The program was formally opened with a message from UPV Chancellor Dr. Clement C. Camposano, who emphasized the importance of holding overdue honest conversations - conversations that recognize the enduring struggles of IP communities pertaining to their cultural identities and ancestral domains.
This was immediately followed by the first session from resource speaker Mx. Beverly Jaspe of Aklan State University titled “Kinaiya it Kailayahan: The Role of Indigenous Knowledge Systems and Practices (IKSP) of Nabaoynons in Malay, Aklan in Developing Local Climate Change Resiliency.” This session held extensive elaborations on the contributions of Nabaoynons in existing disaster risk reduction and management (DRRM) mechanisms, ranging from their wealth of aquatic resources, myths and superstitions in interacting with the environment in their resource gathering, and their rationalizations of the ongoing disruptions in climate patterns.
The session served as proof that local and indigenous communities, despite being overlooked and excluded in important conversations about climate change solutions, are extremely responsive to environmental changes with their knowledge systems and practices.
The second session, titled “Environment, Culture, and Communities: A Multi-Perspective on Communication,” was given by Dr. Rebecca Tandug Barrios, Vice President for Academic Affairs at Northwestern Visayan Colleges.

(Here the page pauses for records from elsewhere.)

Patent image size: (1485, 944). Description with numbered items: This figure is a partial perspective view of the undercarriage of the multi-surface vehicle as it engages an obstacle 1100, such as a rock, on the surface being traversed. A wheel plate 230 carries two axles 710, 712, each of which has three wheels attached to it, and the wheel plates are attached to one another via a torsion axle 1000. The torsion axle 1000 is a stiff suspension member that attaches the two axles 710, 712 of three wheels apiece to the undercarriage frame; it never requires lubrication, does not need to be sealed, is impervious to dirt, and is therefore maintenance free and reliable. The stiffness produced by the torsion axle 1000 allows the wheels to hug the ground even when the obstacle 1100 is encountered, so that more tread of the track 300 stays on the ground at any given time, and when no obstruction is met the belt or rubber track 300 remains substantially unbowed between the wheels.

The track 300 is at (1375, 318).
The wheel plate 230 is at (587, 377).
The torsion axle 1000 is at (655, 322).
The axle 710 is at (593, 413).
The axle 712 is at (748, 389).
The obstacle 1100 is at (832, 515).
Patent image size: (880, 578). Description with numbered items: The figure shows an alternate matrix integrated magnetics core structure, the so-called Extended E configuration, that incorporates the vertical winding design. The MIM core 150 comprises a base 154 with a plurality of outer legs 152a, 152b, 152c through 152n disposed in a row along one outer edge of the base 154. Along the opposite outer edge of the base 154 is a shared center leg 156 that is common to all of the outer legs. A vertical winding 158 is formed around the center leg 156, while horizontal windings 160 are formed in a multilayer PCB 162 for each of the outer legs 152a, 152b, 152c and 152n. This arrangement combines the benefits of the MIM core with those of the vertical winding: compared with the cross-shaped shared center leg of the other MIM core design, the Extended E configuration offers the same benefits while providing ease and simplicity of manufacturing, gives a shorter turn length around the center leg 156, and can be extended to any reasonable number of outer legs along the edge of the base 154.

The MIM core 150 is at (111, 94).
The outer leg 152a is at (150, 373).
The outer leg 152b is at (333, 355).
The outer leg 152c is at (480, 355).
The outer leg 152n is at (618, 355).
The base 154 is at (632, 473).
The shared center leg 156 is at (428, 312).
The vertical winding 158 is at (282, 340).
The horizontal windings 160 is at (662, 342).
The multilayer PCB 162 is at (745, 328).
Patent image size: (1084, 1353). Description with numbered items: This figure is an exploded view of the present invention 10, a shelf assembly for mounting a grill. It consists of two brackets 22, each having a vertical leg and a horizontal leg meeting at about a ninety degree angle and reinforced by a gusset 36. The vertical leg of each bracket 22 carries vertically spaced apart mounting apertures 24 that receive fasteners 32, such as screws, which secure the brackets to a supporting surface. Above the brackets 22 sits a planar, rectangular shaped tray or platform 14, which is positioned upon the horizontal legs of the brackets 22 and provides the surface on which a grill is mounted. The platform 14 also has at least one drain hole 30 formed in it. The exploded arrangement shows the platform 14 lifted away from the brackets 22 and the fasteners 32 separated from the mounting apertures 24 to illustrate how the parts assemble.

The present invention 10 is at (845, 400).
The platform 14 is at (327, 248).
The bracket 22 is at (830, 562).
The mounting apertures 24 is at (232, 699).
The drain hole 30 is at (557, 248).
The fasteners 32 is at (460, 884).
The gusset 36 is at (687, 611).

Her session touched on the Northwest Panay Peninsula Natural Park, and its value to the Panay region, focused on existing struggles facing Indigenous Communities and their practices for environmental conservation. Issues that trespass their cultural practices, participation in assessments, and community planning were thoroughly tackled.

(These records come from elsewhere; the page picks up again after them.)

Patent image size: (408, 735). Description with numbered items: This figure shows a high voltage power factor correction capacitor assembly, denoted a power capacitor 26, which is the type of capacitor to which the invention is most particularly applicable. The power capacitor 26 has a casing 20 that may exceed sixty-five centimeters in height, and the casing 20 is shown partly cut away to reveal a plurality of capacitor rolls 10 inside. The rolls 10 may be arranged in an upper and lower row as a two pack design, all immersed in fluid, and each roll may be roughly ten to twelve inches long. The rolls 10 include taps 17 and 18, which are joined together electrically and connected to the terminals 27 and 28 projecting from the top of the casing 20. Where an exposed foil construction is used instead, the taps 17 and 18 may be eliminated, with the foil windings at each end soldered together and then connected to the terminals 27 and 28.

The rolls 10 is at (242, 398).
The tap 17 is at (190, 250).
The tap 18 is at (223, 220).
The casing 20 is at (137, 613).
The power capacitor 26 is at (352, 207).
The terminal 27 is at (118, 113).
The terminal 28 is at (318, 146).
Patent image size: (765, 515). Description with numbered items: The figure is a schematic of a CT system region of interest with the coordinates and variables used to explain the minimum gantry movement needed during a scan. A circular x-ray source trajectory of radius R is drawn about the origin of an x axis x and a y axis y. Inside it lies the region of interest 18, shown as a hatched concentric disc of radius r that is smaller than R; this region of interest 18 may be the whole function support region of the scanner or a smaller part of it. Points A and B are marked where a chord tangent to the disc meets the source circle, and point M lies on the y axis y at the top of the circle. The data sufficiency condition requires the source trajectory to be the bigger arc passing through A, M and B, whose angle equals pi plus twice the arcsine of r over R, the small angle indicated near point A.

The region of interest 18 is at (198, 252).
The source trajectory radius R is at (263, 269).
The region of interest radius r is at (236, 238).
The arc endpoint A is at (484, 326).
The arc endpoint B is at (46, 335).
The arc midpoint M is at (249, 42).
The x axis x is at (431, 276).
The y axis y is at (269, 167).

Furthermore, the realities of IP communities, our environmental frontliners in carrying much of the burdens of environmental conservation, were discussed, and focus was placed on our authentic goals of creating a community that no longer thinks twice about including Indigenous People in tables where decisions are being made.
Finally, the last session, titled “Ang Dunong Katutubo sa Paglikha ng Kaalamang Pangkasaysayan para sa Kauswagan,” was delivered by Dr. Vicente Villan, Professor at UP Diliman’s History Department. He shared his wealth of knowledge regarding indigenous knowledge, value systems, beliefs, and concepts and how they can be employed to further our goals of development and prosperity. The significance of this careful analysis of our very own ideas of living, struggling, and learning all point to further enriching our identities and understanding the society we are living in, employing our own perspectives and meaning-making.

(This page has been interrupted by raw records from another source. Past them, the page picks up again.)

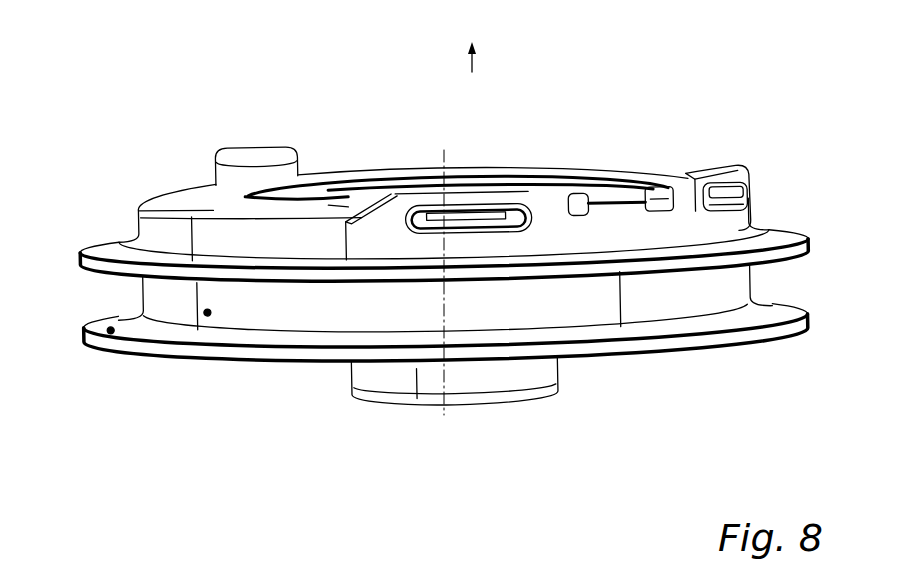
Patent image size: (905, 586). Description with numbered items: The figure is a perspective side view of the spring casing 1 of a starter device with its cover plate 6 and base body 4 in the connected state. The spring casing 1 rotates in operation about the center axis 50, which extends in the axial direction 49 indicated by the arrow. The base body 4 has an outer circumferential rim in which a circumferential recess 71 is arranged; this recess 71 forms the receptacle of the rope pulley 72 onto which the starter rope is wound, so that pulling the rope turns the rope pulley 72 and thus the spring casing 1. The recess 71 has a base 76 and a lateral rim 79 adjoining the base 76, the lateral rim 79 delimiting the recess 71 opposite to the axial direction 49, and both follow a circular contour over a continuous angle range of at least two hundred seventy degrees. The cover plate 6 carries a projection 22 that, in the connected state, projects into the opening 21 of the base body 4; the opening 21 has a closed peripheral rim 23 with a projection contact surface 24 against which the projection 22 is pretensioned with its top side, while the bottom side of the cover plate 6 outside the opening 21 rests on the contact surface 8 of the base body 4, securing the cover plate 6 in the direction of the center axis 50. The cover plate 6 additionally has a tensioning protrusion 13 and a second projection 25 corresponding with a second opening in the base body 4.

The spring casing 1 is at (154, 71).
The base body 4 is at (185, 377).
The cover plate 6 is at (184, 192).
The contact surface 8 is at (648, 204).
The tensioning protrusion 13 is at (607, 203).
The opening 21 is at (525, 231).
The projection 22 is at (463, 220).
The peripheral rim 23 is at (428, 233).
The projection contact surface 24 is at (514, 206).
The second projection 25 is at (748, 193).
The axial direction 49 is at (474, 60).
The center axis 50 is at (445, 157).
The circumferential recess 71 is at (143, 303).
The rope pulley 72 is at (279, 333).
The base 76 is at (204, 315).
The lateral rim 79 is at (107, 328).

Each talk was followed by a question-and-answer forum, where attendees sent their inquiries and manifestations to be entertained by the speakers. Productive exchanges that tap further into indigenous knowledge systems and practices that equip us in our environmental crisis ensued.
Certificates of Appreciation were presented to the three resource speakers, which was then followed by a photo opportunity session. CWVS Director Prof. Frances Anthea Redison delivered her closing remarks and final message. The program ended with the singing of UP Naming Mahal.
Ciania Belle Gloria and Audrey Eurielle Dayata, Political Science majors and students of Visayan Studies, were the hosts of the event.